Empenhado e dedicado à causa pública, João Magalhães Pereira, eleito pela primeira vez presidente da Junta de Freguesia dos Prazeres, fala-nos um pouco da sua experiência neste seu primeiro mandato.
Como é do conhecimento público a Câmara Municipal de Lisboa está mergulhada numa profunda crise. De que forma vê a situação política que a cidade atravessa?
É uma situação atípica e historicamente única. Há circunstâncias que são absolutamente tão extraordinárias como o próprio acontecimento. Pela primeira vez há um número de forças políticas representadas que representam uma certa pulverização da vereação. Por outro lado há forças que agem de forma estranha ao próprio pensamento legislativo, por exemplo há vereadores que se achassem que qualquer decisão não era aceitável ou que não correspondia aos interesses da cidade iam denunciar à Polícia Judiciária como manifesto sinal de que alguns interesses desconhecidos estavam a ser satisfeitos com isso. E isso, segundo tenho conhecimento, acontecia praticamente em todas as reuniões de camarárias. Daí que os poderes Policiais e Judiciais com ondas sucessivas destas tivessem de tomar uma atitude. Por outro lado, quando o Presidente da Câmara tomou posse pediu uma sindicância para ter a certeza que ao ocupar um lugar com altas responsabilidades financeiras teria que sanear a situação anterior. O resultado de tudo isto não pode deixar de ser estranho que a conta gotas, e de uma forma sistemática foi-se intensificando, e de arguido em arguido chegou-se ao arguido final que é o próprio Presidente da Câmara. O pensamento das pessoas evolui e a ética é cada vez maior, mesmo vai mais longe que o sê-lo, vai até ao parecêlo e portanto chegou ao momento em que o PSD, através do seu Presidente, achou que era uma situação insustentável e que em Lisboa não podia continuar a haver essa suspeição.
Se for eleito um candidato apoiado por uma força política diferente que apoiou o Eng.

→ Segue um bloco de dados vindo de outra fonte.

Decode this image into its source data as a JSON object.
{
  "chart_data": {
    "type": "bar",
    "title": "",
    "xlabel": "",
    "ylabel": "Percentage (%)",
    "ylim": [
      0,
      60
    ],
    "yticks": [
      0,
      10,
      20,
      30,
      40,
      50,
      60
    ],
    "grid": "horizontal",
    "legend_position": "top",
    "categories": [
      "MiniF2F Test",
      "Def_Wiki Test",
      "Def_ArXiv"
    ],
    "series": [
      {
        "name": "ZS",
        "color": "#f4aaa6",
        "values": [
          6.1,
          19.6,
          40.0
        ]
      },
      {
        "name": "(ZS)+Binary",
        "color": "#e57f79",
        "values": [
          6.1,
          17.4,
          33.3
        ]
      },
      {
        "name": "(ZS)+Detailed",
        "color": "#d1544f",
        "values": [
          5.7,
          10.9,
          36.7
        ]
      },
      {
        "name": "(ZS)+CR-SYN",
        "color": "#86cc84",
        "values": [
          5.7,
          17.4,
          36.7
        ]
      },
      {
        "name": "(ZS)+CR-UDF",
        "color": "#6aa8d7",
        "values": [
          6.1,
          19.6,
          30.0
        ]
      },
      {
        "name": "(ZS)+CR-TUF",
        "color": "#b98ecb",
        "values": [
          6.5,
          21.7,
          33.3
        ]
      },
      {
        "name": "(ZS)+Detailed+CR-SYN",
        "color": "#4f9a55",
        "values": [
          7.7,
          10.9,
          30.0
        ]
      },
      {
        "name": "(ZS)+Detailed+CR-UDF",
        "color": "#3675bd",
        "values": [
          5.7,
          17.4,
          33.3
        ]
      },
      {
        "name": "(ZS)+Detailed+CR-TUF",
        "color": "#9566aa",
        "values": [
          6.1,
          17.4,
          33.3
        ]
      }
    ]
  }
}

Carmona, acha que as relações, os projectos e até mesmo o próprio desenvolvimento da Freguesia podem mudar?
Só vou responder pelo que ouço dosmeuscolegaspresidentesde Junta, que a diferença é abissal. Não no sentido de que seja mais prejudicial ou mais utilitária, não é propriamente isso, é a forma de relacionamento. A vereação tende a presumir a lealdade das Juntas de Freguesia que foram eleitas pela mesma força, portanto, quando necessita de politicamente tomar uma opção que seja de preferência relativamente a um ponto específico, preocupa- se menos a fazê-lo porque espera a lealdade. Têm é de ter o cuidado de comunicar. Nesse aspecto aparece um foco de prejuízo. Por outro lado, o acesso a pessoas que conhecemos previamente, da luta e da vida partidária dá uma aproximação que nos permite com mais facilidade as pequenas coisas serem obtidas de uma forma mais prestes. Tem estes dois lados da moeda que de certo modo é útil para a vida da cidade.

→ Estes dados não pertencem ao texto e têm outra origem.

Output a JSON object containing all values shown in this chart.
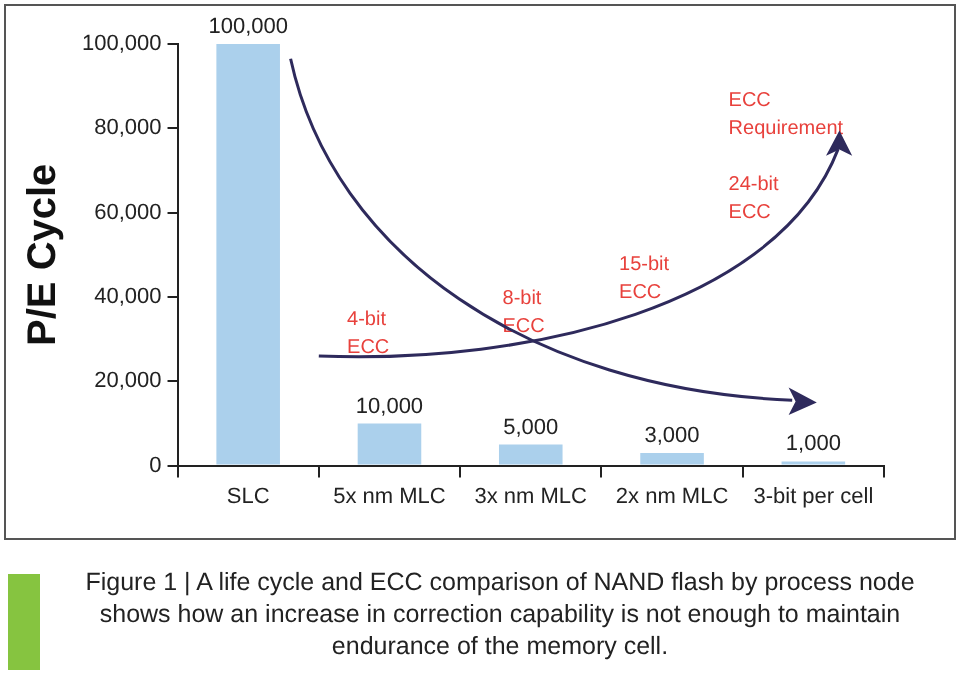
{
  "chart_data": {
    "type": "bar",
    "ylabel": "P/E Cycle",
    "categories": [
      "SLC",
      "5x nm MLC",
      "3x nm MLC",
      "2x nm MLC",
      "3-bit per cell"
    ],
    "values": [
      100000,
      10000,
      5000,
      3000,
      1000
    ],
    "color": "#abd0ec",
    "value_labels": [
      "100,000",
      "10,000",
      "5,000",
      "3,000",
      "1,000"
    ],
    "ylim": [
      0,
      100000
    ],
    "yticks": [
      0,
      {
        "value": 20000,
        "label": "20,000"
      },
      {
        "value": 40000,
        "label": "40,000"
      },
      {
        "value": 60000,
        "label": "60,000"
      },
      {
        "value": 80000,
        "label": "80,000"
      },
      {
        "value": 100000,
        "label": "100,000"
      }
    ],
    "grid": false,
    "annotations": [
      "4-bit ECC",
      "8-bit ECC",
      "15-bit ECC",
      "24-bit ECC",
      "ECC Requirement",
      "Figure 1 | A life cycle and ECC comparison of NAND flash by process node shows how an increase in correction capability is not enough to maintain endurance of the memory cell."
    ]
  }
}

Lisboa é caracterizada por uma população um pouco envelhecida e a Freguesia dos Prazeres não foge à regra. Que actividades e projectos é que a Junta tem para os mais idosos?
Aqui, a média de idades é assombrosamente alta, no entanto vários projectos actuais estão a começar a modificar essa tendência. Dantes a Freguesia estava imóvel na sua população e as perspectivas não eram de grande mudança nesse sentido. Hoje em dia não, há construções que se têm feito de novo de grande qualidade arquitectónica, mas de facto começa a assistir- se a uma volta da população para estas zonas. O assunto com as pessoas de idade é importantíssimo.

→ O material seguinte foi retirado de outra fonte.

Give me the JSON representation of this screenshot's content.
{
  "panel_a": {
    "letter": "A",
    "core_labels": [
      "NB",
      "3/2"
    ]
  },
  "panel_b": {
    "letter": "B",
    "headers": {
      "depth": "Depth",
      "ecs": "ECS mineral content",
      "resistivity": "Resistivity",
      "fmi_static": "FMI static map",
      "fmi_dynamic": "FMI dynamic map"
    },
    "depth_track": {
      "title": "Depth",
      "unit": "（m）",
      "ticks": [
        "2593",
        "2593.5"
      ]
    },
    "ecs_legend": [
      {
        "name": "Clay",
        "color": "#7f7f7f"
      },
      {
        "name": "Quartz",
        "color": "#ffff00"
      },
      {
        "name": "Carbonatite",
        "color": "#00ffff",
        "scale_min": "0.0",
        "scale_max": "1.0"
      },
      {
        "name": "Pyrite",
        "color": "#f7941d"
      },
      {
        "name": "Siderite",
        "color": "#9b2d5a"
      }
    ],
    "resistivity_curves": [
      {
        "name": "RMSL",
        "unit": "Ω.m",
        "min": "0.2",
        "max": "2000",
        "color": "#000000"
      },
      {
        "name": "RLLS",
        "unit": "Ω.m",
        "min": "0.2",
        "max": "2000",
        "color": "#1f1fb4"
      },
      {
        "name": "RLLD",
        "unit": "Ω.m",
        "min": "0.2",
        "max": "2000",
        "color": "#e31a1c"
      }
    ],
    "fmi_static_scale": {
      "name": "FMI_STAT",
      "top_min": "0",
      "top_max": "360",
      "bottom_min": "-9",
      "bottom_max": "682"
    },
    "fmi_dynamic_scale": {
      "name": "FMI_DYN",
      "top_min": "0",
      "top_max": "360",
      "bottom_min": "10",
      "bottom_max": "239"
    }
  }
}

Aqui era necessário haver uma porta a porta em todas as circunstâncias. A CML não tem vocação para transportadora e aquilo que faz, fá-lo com dificuldade. A zona de compras, tirando a zona do “Prior do Crato” embora com um comércio bastante diversificado, mas não o suficiente como seria necessário, principalmente em supermercados e tudo o que seja a pequena compra do dia-a-dia, que no caso da zona de Campo de Ourique há em grande quantidade e qualidade. Era necessário haver um porta-a-porta nesse sentido, até porque a Carris não faz esse serviço porque não tem recursos. É um dos nossos projectos pôr um sistema desses a funcionar.
A Freguesia tem um Centro de Dia que foi criado e gerido pelo Frei Miguel Contreiras e pela acção da Santa Casa, que faz a sua acção social e tem dentro um posto da Cruz Vermelha e que já me informaram que vai eventualmente encerrar, portanto a nossa necessidade absoluta é de ter um Centro de Dia e poder juntar aquelas pessoas todas. O problema da terceira idade e dos idosos nesta freguesia não é tanto a idade, mas sim o abandono e a solidão. As pessoas estão abandonadas nos prédios em 3º, 4º andares e águas furtadas onde estão sós e sem possibilidade de estarem a conviver com pessoas. Portanto o Centro de Dia seria outro dos projectos mais importantes. Há várias entidades a trabalhar perto dos idosos aqui na Freguesia, mas necessitaria de haver uma coordenação maior.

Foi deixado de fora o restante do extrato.